Anecdotal evidence suggests hundreds of Ukrainians have left Kherson through Crimea, taking buses through Turkey or Russia and Georgia in a long trek to reach parts of Ukraine not under Russian control. 

"According to our calculations, up to 50% of the region's population, which is half a million people have already left Kherson and Kherson region," Hennadii Lahuta, head of Kherson regional military administration, said Tuesday.

Routes out to Kryvyi Rih and Mykolaiv, which Kherson region residents previously used for evacuation, "do not work now, the occupiers do not let people out. There are columns which are being let out, but people are forced to spend weeks in the fields and go through occupied Melitopol and Vasylivka to Zaporizhzhia," he added.

More than 1,400 people had left occupied territories in the previous 24 hours, of whom about 400 had come from Kherson region and reached Zaporizhzhia, Oleksandr Starukh, head of that region's military administration, said Tuesday.

5:28 a.m. ET, June 22, 2022

Ukraine may have endured its worst week since the fall of Mariupol

Analysis from CNN's Tim Lister

A Ukrainian serviceman looks on after a strike on a warehouse on the outskirts of Lysychansk, in the eastern Ukrainian region of Donbas, on June 17.
A Ukrainian serviceman looks on after a strike on a warehouse on the outskirts of Lysychansk, in the eastern Ukrainian region of Donbas, on June 17. (Aris Messinis/AFP/Getty Images)

Ukraine's defense of Lysychansk -- the last city in the Luhansk region it still holds -- just became a lot more tenuous.

For weeks, Russian forces have been trying to obliterate Ukrainian defensive positions to the south and east of the city, in an effort to encircle it and cut off Ukrainian troops tasked with holding it. 
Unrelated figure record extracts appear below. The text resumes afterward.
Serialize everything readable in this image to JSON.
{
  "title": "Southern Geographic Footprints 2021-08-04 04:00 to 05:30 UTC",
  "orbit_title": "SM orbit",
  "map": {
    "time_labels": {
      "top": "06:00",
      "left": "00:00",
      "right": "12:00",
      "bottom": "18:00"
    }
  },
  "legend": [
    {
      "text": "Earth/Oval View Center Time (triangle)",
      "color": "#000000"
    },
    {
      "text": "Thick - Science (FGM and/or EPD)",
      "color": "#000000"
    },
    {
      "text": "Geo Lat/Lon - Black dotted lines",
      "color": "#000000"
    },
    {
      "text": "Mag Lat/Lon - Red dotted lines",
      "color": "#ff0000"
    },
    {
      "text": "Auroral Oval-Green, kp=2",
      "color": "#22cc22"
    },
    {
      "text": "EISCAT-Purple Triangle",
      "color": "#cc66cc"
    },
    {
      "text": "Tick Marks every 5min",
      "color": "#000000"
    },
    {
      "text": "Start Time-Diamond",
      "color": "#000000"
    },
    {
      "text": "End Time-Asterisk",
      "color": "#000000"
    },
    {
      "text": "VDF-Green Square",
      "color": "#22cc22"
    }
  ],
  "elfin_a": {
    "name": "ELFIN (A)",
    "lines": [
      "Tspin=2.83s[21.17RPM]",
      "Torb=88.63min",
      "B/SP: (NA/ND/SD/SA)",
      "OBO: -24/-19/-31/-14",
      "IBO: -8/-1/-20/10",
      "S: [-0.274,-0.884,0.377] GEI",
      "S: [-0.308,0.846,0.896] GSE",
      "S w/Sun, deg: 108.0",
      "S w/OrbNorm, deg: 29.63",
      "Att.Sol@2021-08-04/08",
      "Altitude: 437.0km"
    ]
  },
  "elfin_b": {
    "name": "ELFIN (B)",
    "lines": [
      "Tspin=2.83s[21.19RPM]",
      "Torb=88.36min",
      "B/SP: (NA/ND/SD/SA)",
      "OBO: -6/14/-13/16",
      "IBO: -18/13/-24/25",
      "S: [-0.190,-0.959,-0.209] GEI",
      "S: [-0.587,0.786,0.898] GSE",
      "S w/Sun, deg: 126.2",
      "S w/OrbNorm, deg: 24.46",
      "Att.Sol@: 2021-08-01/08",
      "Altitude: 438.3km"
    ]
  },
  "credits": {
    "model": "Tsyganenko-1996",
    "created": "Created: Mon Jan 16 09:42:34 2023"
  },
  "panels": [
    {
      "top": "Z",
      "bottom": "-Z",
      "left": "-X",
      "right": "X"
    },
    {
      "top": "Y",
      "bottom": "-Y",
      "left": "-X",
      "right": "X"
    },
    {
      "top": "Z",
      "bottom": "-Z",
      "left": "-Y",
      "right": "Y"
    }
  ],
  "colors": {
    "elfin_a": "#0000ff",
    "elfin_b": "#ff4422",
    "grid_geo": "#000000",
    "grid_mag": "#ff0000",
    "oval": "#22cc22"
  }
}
In the last couple of days, the Russians have advanced into several villages south of Lysychansk, though not without sustaining losses from Ukrainian artillery fire. Indeed, the Ukrainian military claims that some Russian battalion tactical groups are being consolidated or withdrawn to restore their combat capabilities.

The Institute for the Study of War, in its latest daily analysis of the battlefield, says the Russian breakthrough from the south means they "may be able to threaten Lysychansk in the coming days while avoiding a difficult opposed crossing of the Siverskyi Donets River."

The settlements that Ukrainian officials confirmed as lost Wednesday are all on the western Siverskyi Donets Riverbank, within 10 kilometers of the southern outskirts of Lysychansk.

Ukrainian forces continue to fight on the fringes of the city of Severodonetsk, and in adjacent communities -- and they benefit from higher ground in Lysychansk.

But their already-compromised supply lines are becoming more tenuous, and the sheer magnitude of Russian firepower is grinding down defensible positions.

The reverses suffered in the past few days, after weeks of determined resistance, probably mark the most difficult week for the Ukrainian military since the surrender of the last defenders in Mariupol.

The attacks near Lysychansk are being carried out in tandem with renewed Russian efforts to cut the highway that runs west to Bakhmut, a critical line of communication for the Ukrainians. In some places, Russian forces are within a few kilometers of the highway.

The Ukrainian defense of Severodonetsk and Lysychansk has consumed the firepower of many Russian units and blunted their efforts to make progress in the neighboring Donetsk region, but the Russians can still call on reserves holding in nearby areas of southwest Russia -- while some of Ukraine's best units are seriously depleted by months of missile, rocket, artillery and air attacks.